Playing in a power trio can be challenging for bass players, but rewarding as well. There’s nowhere to hide in this band format, so you can really step up and let your tone and playing shine through. Have any additional tips for power trio bassists? Let us know in the comments!



9 Responses

Ed Sullivan
Ed Sullivan

October 31, 2016

Once I got an 8-string bass, I never felt the need to go back to using my 4-string. Now the only issue I have is trying not to drown-out the rest of the band.

Charley Greenwood
Charley Greenwood

October 25, 2016

Tips: Occasionally double single note lines with the guitar before or after solos – and don’t forget that the bass can be an effective soloist too.

Silence can be your best friend. Notes “hanging in the air” are a great contrast to the more expected “noise blast” – think and play symphonically.

All three instruments require exceptional tone – the drums especially. That combination of simple tone components is what makes the power trio so effective.

Accept that material based on four-piece construction will be difficult or impossible to successfully cover – adjust your play list.

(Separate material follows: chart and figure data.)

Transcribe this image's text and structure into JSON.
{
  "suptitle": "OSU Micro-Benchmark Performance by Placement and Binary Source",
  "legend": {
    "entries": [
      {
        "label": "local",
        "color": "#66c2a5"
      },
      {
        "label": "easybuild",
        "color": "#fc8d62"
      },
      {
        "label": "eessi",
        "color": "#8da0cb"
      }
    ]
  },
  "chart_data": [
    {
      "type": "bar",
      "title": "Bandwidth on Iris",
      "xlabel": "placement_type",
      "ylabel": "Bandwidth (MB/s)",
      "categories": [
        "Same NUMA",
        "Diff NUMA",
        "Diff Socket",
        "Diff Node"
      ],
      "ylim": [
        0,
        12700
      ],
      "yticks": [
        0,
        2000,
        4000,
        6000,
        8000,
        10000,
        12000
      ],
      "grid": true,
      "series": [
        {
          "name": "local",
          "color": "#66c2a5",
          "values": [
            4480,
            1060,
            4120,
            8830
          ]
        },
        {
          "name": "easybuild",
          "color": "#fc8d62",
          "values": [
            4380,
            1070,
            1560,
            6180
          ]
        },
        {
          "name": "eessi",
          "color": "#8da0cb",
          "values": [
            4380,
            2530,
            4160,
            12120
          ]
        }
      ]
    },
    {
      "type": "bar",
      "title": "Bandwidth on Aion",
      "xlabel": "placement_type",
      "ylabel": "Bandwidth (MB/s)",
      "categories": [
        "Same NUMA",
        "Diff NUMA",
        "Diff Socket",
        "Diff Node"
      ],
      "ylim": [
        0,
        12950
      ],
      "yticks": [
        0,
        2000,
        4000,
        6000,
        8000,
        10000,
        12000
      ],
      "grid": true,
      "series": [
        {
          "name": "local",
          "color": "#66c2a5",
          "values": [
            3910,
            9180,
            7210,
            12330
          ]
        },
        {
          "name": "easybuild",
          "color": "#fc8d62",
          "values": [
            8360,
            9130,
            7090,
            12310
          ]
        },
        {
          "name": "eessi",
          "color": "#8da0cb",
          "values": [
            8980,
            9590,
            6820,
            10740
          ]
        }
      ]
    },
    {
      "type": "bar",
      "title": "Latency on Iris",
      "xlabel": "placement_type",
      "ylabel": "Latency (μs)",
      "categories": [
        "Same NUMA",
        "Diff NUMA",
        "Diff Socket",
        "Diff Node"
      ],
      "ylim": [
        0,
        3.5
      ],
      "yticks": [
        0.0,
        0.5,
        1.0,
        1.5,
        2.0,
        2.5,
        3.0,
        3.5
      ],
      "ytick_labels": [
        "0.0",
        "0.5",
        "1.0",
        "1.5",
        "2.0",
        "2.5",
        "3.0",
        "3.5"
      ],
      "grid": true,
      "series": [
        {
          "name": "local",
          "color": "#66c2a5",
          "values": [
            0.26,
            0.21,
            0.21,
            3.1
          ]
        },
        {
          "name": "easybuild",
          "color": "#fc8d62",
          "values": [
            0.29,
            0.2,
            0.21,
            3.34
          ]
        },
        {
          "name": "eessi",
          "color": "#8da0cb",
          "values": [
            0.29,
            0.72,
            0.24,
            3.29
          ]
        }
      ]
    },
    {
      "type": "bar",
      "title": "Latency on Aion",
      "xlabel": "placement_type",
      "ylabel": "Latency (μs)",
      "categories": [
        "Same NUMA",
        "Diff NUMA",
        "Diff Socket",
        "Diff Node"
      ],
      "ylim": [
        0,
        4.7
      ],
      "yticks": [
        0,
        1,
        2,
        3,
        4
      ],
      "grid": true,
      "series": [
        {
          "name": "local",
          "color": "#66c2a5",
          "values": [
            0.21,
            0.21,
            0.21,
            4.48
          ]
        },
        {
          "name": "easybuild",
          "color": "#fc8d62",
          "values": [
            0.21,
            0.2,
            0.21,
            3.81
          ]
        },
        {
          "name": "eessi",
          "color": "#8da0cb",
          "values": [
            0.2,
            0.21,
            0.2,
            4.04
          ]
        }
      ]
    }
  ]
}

Finally, have a LOT of fun and let loose – that’s the magic you are going for. PLAY WITH PASSION.

Shane
Shane

October 23, 2016

Along with the tips in this article, you’ll probably want to use some compression. I have played in a power trio for 30+ years and have found that riding the precipice of feedback can be a really good thing. Compression will help you do that by adding sustain.

Steven Travelbee
Steven Travelbee

October 22, 2016

This is a great article, as are all of the CarvinAudio tips articles. So much great and helpful info! I note, however, that the article focuses on 3-piece bands with guitar-bass-drums. I wonder if any different approaches to bass would be in order for a keyboard-bass-drums combo, like the greatest of all, Emerson, Lake & Palmer.
Thanks for this outstanding series!

Jeff Peterson
Jeff Peterson

October 22, 2016

I do all these things save using pedals. My Carvin BX1200 is such an amazing head that I don’t forsee ever replacing it. I drive two super 12" cabs in bi-amp mode with it, one sub and one 3-way, and the flexibility and tone I get never ceases to amaze me. The chrome knobs, the nice blue lights, the EQ section, the POWER, it has everything you could possibly want. The DRIVE knob gives me the harmonic richness that I couldn’t quite get with my GK head. It’s built like a tank and has been perfectly reliable. Jeff

Sgt. Carl Uchiyama
Sgt. Carl Uchiyama

October 21, 2016

Great tips,
It’s always good to think outside the box as a bassist,
and I am always working on getting a fuller, richer sound from my amps, I also use Carvin micro bass amps for small to medium venues. Cause they sound great, with a extra cabinet.

Howard Beale
Howard Beale

October 21, 2016

It should also be noted that style of music greatly affects how you approach your role as a bass player in a power trio. Of the examples listed, The Police, Nirvana, Green Day and Rush, only one actually featured guitar solos in a style of Rock which gained prominence in the 60’s and 70’s. The others rely heavily on pop song structure and less on improvisation and guitar solos. So, if you plan to jam in the mode of a band like Cream, where everyone is soloing at the same time, you may need to ad one or more powerful chemicals to the bloodstreams of your audience members to make your sound “psychedelic” or “groovy.”

Steve Johnson
Steve Johnson

October 21, 2016

Most musicians sub-vocalize – singing along with the notes they play – often subconsciously. If this talent is utilized, it can add that chordal harmonic content that fills in the midrange, typically in note-form rather than word-form. Think of “I’m Blue” from “Kill Bill”. The 5,6,7,8s did a good job of injecting charisma with vocal “Ahs”!

Amanda
Amanda

October 21, 2016

This is helpful info for a novice trying to dial in open mic and jam night acts! We don’t exactly get power trios, but it all helps. Thanks!